Unlike Felicia who had not come into contact with the subjects, Dixie Chan, a volunteer who produced a short film from the exhibit, knew the faces behind the eleven voices. However, Dixie still could not shirk the anxiety that her product was an unadulterated conduit for the voices. For her, there was this nagging “discomfort of trying to play god”.
Dixie also faced another problem when producing the film. She had to persuade her friends to play the roles of a sex worker and her clients. These characters mimed the experiences and conundrums of sex workers while the voices of the actual sex workers provide the running commentary. These scenes are only, and literally, half the film.
A white pillar accentuates the partition between two screens. On the left screen, the audience catches glimpses of the sex worker’s life. On the right screen, a stream of images brings to the fore the protections and privileges non-sex workers benefit from, like the recognisable “Stop Abuse” words slashing across a menacing fist after the 2007 incident when a student delivered a series of punches to a bus driver. This contrast seeks to drive home Project X’s core message that sex workers should not receive the “physical, verbal and mental abuse … meted out either by the public, their customers, or law enforcers”.
Drifting from the centre of the exhibit, which showcase the two-panelled short film, one will be able to lounge on a black sofa while reading a thin booklet containing the thick details disclosed by the sex workers.
Rita has to contend with caustic remarks like: “kenina chibai” and “bo sui”. Bella’s first run in with a “gang group” of police in 1995 is as follows: “... one gang group, pliak, catch me from behind, and push you know. Oh my god! I think I still got the [bruise] … So that is my bad experience, very bad experience.” Like bad clients, the bad encounters with law enforcers leave indelible mental scars.
Felicia hopes to take the arts beyond the aesthetics and into the realm of advocacy. To this end, Project X has displayed a concise petition to Deputy Prime Minister and Minister for Manpower, Tharman Shanmugaratnam. The petition proposes a dialogue to resolve the ambiguities of the law that leave sex workers stranded in a sticky, grey pit of vulnerability. Moved by the exhibit, some petitioners have included little notes beside their signatures ranging from simple symbols like a smiley (=)) and a heart (<3) to indignant and impatient statements like “Equal rights! It’s about time!” and “Let’s be fair to everyone, shall we? I want to say the pledge and mean it!”

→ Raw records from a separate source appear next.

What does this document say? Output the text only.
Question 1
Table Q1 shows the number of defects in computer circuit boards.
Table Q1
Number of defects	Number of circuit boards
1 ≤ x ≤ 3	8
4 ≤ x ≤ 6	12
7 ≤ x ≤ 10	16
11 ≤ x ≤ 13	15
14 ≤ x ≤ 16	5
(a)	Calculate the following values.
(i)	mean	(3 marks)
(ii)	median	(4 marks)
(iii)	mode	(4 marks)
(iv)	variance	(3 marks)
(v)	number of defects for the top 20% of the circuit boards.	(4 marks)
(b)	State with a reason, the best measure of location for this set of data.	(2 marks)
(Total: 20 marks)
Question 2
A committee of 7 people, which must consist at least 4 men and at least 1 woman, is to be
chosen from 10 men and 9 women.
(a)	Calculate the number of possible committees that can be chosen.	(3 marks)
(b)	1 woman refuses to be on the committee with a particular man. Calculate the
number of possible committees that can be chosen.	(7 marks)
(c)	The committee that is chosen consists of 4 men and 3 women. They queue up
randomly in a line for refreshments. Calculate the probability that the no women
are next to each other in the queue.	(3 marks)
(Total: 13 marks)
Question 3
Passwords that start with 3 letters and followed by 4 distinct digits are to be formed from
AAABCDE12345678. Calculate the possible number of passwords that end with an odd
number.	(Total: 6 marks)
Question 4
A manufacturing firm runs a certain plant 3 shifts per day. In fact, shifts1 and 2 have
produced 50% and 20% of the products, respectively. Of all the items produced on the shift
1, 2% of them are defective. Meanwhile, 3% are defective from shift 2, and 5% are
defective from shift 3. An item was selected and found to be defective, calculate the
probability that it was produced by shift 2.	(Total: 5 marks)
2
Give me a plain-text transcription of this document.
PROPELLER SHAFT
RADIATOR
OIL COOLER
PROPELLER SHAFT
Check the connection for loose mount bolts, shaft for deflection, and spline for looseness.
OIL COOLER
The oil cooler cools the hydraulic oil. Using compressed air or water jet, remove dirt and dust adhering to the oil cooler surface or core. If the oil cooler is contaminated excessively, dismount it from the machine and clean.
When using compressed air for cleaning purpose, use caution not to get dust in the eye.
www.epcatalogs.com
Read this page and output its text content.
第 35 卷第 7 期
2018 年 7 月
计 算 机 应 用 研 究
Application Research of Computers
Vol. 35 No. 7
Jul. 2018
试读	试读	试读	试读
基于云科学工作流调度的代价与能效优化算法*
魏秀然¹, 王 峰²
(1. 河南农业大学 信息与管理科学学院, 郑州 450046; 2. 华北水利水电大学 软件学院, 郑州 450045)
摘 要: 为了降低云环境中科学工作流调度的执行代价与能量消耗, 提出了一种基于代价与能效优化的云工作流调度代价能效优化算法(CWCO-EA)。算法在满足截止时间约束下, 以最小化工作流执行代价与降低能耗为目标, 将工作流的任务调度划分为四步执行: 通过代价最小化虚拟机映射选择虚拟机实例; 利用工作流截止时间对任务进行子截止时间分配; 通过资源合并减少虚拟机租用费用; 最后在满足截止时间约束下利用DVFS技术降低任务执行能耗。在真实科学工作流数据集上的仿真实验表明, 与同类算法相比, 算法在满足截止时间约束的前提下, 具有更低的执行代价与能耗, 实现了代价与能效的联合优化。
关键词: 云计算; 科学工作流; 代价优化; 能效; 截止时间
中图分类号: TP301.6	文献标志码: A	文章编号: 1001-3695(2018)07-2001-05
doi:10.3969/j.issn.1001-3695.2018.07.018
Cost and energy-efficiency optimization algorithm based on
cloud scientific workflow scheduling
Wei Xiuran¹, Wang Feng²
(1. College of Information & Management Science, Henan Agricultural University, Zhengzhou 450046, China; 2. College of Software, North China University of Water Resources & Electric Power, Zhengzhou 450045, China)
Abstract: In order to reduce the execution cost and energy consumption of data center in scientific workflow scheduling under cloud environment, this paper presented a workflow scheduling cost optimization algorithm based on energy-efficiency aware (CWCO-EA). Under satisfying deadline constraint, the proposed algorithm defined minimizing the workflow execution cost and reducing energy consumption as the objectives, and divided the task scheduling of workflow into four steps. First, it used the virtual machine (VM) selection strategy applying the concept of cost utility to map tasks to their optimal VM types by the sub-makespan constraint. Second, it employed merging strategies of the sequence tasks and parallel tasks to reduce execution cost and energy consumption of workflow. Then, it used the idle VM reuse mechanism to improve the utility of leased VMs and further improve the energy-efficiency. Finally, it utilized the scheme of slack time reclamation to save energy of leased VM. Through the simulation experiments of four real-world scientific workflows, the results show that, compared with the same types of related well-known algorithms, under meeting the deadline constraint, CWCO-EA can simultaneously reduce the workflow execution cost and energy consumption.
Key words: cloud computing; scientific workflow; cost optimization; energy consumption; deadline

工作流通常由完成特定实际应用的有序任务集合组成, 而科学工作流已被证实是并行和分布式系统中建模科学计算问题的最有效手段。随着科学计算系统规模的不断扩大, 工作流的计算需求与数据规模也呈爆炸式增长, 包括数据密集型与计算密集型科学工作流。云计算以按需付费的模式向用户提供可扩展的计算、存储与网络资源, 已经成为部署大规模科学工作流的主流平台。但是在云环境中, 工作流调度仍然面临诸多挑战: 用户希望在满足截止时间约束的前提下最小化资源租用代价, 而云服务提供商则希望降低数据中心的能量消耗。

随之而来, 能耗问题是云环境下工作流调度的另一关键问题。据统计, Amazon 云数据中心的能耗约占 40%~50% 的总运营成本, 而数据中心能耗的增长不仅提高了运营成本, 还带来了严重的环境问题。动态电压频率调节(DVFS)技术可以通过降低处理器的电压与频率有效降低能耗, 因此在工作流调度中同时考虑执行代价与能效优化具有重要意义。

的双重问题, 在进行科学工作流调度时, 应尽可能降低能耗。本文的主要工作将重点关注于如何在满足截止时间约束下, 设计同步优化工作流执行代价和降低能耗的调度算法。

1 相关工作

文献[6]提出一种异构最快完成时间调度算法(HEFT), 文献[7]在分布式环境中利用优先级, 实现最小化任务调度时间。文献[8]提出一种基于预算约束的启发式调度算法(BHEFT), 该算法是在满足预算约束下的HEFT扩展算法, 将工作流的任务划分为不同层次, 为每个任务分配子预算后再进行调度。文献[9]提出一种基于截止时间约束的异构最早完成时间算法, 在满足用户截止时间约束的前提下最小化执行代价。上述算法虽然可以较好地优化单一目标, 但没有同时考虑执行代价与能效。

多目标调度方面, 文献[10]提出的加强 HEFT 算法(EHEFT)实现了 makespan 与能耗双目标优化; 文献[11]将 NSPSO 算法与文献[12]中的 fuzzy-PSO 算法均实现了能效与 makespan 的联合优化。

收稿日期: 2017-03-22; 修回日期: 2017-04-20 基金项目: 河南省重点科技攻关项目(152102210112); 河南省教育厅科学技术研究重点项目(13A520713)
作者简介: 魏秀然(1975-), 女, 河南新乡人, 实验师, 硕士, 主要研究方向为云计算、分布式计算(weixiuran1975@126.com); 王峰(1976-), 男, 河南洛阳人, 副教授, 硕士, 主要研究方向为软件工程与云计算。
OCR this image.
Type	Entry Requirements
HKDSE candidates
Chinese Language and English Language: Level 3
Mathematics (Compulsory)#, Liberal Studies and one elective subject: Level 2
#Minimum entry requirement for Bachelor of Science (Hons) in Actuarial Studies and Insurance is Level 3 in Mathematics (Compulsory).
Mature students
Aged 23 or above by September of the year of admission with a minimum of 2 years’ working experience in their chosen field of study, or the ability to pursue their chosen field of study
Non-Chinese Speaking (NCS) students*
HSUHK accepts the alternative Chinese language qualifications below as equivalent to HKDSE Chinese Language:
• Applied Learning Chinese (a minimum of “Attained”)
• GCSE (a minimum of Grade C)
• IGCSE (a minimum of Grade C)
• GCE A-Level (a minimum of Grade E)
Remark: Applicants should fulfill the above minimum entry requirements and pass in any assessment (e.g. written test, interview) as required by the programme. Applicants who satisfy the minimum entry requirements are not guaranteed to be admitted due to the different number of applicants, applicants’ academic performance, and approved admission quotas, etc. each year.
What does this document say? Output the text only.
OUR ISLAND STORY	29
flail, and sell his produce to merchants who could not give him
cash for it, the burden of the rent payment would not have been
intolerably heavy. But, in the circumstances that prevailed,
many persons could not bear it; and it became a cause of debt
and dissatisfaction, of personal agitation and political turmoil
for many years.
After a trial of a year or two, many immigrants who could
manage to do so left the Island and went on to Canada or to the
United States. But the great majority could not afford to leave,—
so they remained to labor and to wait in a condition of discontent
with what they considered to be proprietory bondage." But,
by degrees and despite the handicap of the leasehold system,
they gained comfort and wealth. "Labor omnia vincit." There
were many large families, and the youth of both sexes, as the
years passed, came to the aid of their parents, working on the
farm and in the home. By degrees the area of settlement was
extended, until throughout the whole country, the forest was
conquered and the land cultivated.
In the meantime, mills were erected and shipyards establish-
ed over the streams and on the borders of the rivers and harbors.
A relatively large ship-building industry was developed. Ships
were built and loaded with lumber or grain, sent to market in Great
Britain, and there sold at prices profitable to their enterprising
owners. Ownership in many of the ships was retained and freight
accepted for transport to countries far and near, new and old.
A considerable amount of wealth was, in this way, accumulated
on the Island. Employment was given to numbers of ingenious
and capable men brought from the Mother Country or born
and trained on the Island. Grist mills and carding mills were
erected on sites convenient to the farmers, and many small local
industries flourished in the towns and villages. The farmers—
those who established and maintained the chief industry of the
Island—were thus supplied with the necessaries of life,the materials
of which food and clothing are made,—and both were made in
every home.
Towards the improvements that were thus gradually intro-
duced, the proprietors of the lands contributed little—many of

One of the eleven voices told Dixie about her daughter learning Russian (“.. like a proud mother,” Dixie said). This mother was apprehensive of her daughter’s possible relocation to Russia - a typical parental concern. Another voice related how one of her ways to handle a belligerent client is to “... beat his head till it bleeds!” This zesty mix of vulnerability and mettle also challenges the homogeneous mould of victimhood, which Dixie was wary to avoid. Ultimately, this young filmmaker wanted to “shine a spotlight on issues that are often drowned out in the hustle and bustle”. By muting the hustle and bustle with the unflorid and contemplative film, Unheard Voices of the Red Light District adds a human texture to the faceless voices of eleven Singaporeans.